Most Americans don't know and don't care that today is Constitution Day, thus proving that a government declaration isn't likely to matter, unless the people think it does.
The late Harry Browne summed it up thusly.....
There are far more significant days in the year:
- Labor Day, when we pretend to care about other people’s jobs while frolicking at the beach.
- Election Day, when we pretend we’re making a difference by voting.
- Flag Day, when we pretend the government is America.
- Veterans Day, formerly Armistice Day, when we pretended that World War I made the world safe for democracy.
- National Teachers Day, when we pretend our children are getting an education.
- Earth Day, when we pretend that making the government more powerful will make the environment cleaner.
- United Nations Day, when we pretend to believe all those inane statements about world peace.
The Constitution was supposed to spell out what government can do and what it can’t do. The government’s few legal functions are listed in Article 1, Section 8. It was a revolutionary document, in that no government in history had ever had its duties and restrictions so carefully defined.

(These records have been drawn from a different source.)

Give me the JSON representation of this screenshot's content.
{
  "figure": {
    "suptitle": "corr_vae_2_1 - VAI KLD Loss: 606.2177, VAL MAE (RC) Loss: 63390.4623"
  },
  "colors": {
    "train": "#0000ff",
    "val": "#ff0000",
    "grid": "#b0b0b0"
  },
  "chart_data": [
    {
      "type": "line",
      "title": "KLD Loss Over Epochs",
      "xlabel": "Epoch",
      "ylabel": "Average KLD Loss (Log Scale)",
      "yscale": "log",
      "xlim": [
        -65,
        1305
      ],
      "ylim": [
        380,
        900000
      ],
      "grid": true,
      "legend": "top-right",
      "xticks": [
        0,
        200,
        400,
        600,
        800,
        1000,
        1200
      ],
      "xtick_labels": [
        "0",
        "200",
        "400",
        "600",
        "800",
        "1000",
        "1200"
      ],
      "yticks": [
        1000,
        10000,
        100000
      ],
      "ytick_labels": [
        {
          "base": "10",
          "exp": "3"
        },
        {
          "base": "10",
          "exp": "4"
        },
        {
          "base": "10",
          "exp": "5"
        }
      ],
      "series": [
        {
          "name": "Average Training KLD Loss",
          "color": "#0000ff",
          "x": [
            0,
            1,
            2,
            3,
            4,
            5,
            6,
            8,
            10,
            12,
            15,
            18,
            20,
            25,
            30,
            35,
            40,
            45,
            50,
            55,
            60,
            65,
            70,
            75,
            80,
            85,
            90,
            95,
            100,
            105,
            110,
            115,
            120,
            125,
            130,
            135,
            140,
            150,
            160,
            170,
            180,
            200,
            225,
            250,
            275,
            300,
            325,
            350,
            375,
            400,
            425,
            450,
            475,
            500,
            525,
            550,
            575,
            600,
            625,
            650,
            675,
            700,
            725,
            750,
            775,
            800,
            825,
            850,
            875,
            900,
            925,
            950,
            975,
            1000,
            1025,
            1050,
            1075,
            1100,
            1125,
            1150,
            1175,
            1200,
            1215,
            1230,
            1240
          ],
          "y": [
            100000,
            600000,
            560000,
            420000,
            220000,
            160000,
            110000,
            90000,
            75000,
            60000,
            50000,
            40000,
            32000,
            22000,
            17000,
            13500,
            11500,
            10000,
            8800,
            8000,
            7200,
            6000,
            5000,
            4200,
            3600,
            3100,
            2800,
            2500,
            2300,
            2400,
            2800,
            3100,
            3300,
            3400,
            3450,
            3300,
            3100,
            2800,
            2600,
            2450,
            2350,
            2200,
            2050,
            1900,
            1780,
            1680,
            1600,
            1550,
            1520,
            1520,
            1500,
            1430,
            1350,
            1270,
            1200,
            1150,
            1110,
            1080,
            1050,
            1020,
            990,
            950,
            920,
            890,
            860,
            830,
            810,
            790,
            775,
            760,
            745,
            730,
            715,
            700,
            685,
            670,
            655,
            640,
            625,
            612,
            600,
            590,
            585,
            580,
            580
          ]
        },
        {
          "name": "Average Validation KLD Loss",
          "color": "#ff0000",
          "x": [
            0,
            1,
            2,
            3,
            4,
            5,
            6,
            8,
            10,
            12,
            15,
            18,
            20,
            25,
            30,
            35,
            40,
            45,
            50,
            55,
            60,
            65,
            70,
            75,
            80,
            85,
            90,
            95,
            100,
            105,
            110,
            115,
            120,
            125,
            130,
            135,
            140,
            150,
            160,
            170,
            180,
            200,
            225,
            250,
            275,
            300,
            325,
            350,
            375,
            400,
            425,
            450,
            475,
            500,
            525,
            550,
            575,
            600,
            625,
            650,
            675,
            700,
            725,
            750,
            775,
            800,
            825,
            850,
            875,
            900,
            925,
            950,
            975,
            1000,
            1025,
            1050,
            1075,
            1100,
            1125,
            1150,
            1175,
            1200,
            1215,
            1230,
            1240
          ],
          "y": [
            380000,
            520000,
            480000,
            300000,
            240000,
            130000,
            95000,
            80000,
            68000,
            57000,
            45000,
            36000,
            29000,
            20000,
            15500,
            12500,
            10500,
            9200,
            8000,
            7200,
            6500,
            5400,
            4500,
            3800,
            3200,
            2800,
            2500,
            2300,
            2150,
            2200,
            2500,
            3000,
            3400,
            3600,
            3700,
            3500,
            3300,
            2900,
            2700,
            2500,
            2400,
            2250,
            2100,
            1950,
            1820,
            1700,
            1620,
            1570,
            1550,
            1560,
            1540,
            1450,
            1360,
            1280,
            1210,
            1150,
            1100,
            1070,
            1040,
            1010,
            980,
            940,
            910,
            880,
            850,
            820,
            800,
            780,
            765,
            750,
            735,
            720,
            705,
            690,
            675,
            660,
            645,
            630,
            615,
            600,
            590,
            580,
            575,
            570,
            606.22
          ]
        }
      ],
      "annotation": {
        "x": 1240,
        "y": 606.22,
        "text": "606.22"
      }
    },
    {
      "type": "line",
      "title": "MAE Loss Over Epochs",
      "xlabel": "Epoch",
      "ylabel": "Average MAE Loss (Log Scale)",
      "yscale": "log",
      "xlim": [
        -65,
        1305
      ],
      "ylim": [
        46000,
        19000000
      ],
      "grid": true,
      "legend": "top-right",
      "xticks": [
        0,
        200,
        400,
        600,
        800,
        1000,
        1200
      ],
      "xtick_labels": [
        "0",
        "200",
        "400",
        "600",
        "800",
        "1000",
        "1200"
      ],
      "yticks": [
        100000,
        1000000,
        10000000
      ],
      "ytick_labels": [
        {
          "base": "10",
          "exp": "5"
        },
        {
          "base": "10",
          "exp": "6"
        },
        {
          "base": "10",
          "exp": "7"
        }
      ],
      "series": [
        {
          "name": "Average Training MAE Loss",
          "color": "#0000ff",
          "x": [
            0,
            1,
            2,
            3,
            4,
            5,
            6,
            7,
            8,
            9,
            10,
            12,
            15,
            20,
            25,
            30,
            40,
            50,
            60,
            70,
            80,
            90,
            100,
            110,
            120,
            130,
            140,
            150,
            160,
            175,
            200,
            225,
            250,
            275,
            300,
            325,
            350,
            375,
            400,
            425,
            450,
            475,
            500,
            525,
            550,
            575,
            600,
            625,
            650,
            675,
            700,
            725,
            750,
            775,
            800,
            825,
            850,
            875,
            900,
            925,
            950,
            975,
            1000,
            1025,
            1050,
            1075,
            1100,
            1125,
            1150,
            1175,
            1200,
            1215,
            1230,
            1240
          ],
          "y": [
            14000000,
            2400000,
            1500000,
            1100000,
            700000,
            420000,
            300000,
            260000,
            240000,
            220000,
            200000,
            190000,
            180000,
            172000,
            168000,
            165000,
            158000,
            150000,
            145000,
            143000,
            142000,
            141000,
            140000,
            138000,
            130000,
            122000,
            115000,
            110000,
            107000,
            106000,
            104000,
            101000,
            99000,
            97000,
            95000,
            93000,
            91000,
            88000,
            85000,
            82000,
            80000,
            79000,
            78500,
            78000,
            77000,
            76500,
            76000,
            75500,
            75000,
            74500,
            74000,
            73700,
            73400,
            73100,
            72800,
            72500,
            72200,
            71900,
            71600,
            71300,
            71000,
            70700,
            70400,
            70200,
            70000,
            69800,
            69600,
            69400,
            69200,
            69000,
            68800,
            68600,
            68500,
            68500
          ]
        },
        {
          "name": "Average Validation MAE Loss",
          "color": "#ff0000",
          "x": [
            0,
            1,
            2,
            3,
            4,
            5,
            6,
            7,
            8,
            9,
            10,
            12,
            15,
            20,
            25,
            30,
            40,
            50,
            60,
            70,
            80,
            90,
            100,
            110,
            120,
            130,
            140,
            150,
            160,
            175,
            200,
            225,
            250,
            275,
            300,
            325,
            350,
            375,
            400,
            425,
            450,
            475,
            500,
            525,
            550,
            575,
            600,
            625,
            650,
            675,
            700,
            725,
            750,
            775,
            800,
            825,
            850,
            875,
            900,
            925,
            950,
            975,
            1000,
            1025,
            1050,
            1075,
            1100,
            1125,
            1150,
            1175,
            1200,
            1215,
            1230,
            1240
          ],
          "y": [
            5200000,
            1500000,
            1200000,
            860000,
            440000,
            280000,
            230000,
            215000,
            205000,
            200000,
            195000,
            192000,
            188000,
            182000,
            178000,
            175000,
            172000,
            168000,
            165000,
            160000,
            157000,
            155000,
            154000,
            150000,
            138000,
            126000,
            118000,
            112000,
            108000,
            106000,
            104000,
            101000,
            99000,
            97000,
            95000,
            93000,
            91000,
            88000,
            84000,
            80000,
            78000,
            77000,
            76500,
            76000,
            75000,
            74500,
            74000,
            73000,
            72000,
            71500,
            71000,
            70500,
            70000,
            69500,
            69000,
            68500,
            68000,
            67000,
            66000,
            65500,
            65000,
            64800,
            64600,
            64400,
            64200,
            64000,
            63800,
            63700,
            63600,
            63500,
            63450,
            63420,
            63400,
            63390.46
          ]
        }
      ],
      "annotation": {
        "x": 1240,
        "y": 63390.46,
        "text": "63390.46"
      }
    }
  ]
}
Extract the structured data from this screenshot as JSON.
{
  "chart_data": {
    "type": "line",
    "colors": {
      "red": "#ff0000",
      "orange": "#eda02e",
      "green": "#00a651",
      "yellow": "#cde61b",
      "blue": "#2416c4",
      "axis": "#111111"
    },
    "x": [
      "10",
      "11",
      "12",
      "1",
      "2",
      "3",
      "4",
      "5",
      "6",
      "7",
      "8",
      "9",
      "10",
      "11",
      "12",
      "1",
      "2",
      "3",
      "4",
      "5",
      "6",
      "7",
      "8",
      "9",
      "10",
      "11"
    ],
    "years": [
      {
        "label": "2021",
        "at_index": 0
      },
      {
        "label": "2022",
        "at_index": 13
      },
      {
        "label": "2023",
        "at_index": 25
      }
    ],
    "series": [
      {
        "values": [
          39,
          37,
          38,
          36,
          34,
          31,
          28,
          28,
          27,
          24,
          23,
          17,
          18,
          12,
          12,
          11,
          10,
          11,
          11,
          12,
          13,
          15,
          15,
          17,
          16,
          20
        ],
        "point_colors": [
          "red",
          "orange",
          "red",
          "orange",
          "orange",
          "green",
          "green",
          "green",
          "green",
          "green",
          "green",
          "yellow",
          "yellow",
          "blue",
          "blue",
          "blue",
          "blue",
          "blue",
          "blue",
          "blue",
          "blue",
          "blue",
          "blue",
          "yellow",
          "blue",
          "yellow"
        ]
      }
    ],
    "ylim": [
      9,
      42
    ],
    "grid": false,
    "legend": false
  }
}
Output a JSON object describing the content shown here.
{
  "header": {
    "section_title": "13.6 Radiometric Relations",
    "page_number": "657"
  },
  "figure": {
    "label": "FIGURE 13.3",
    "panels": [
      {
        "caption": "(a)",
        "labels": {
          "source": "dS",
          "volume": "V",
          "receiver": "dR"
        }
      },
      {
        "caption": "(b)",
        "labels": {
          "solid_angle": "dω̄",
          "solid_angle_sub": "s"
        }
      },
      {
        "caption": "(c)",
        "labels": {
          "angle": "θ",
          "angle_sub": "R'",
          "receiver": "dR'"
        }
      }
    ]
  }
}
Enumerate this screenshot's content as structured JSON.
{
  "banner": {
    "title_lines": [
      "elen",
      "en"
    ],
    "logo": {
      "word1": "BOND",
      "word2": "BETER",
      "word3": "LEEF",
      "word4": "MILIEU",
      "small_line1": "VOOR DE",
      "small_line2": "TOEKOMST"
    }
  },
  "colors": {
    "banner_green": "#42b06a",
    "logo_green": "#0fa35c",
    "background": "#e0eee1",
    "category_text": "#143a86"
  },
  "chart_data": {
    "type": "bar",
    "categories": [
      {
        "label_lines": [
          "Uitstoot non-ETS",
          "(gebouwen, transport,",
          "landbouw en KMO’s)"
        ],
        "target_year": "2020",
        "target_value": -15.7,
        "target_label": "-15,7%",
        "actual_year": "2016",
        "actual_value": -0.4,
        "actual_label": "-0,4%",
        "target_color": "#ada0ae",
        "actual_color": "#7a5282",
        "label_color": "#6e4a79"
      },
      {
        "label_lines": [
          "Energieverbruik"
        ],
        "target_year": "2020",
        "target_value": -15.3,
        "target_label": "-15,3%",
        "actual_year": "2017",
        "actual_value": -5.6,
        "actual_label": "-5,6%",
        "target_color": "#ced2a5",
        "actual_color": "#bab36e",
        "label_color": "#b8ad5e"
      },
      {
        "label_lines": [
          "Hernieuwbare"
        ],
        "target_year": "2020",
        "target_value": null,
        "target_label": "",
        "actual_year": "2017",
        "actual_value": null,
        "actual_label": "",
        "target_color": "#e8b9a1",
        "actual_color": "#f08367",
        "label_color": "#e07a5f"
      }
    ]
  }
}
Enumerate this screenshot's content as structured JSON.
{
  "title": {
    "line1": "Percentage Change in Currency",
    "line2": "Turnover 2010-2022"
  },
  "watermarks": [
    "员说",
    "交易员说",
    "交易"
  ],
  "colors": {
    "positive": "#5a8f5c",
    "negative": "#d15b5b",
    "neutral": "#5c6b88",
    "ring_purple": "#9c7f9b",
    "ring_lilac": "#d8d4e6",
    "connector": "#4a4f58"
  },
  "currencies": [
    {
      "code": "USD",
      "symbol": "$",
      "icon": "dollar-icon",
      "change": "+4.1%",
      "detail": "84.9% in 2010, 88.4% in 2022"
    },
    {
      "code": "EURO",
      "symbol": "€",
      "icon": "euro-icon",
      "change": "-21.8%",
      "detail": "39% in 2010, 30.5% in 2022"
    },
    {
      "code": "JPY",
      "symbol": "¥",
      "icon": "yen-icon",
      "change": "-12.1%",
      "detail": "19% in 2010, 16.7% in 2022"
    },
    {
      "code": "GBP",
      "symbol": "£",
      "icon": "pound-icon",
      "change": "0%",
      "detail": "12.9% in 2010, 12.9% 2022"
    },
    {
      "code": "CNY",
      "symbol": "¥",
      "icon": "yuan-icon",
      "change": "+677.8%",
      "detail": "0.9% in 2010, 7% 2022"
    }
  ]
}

Despite frequent violations of the Constitution by the government, the document did its job reasonably well for the first hundred years — making America the freest country in history.
As late as 1887, when Congress passed a bill providing federal relief to drought-stricken Texas farmers, Grover Cleveland vetoed it, saying,
"I can find no warrant for such an appropriation in the Constitution."
But that was about the last gasp for limited, Constitutional government. Because the Constitution wasn’t self-enforcing, it depended on the good intentions of politicians, something Thomas Jefferson specifically warned against in 1798 when he said.....
"In questions of power, then, let no more be heard of confidence in man, but bind him down from mischief by the chains of the Constitution."
Whole thing here.
TWC believes that the American southwest saw the freest time in America. From the close of the Civil War until the advent of Jim Crow and the Income Tax Amendment, roughly 1865-1913, we were a free and prosperous people. It was a time when no government agent demanded your papers, there was no income tax, all the vices were legal or tolerated, your property was yours, and money had value and stability over time.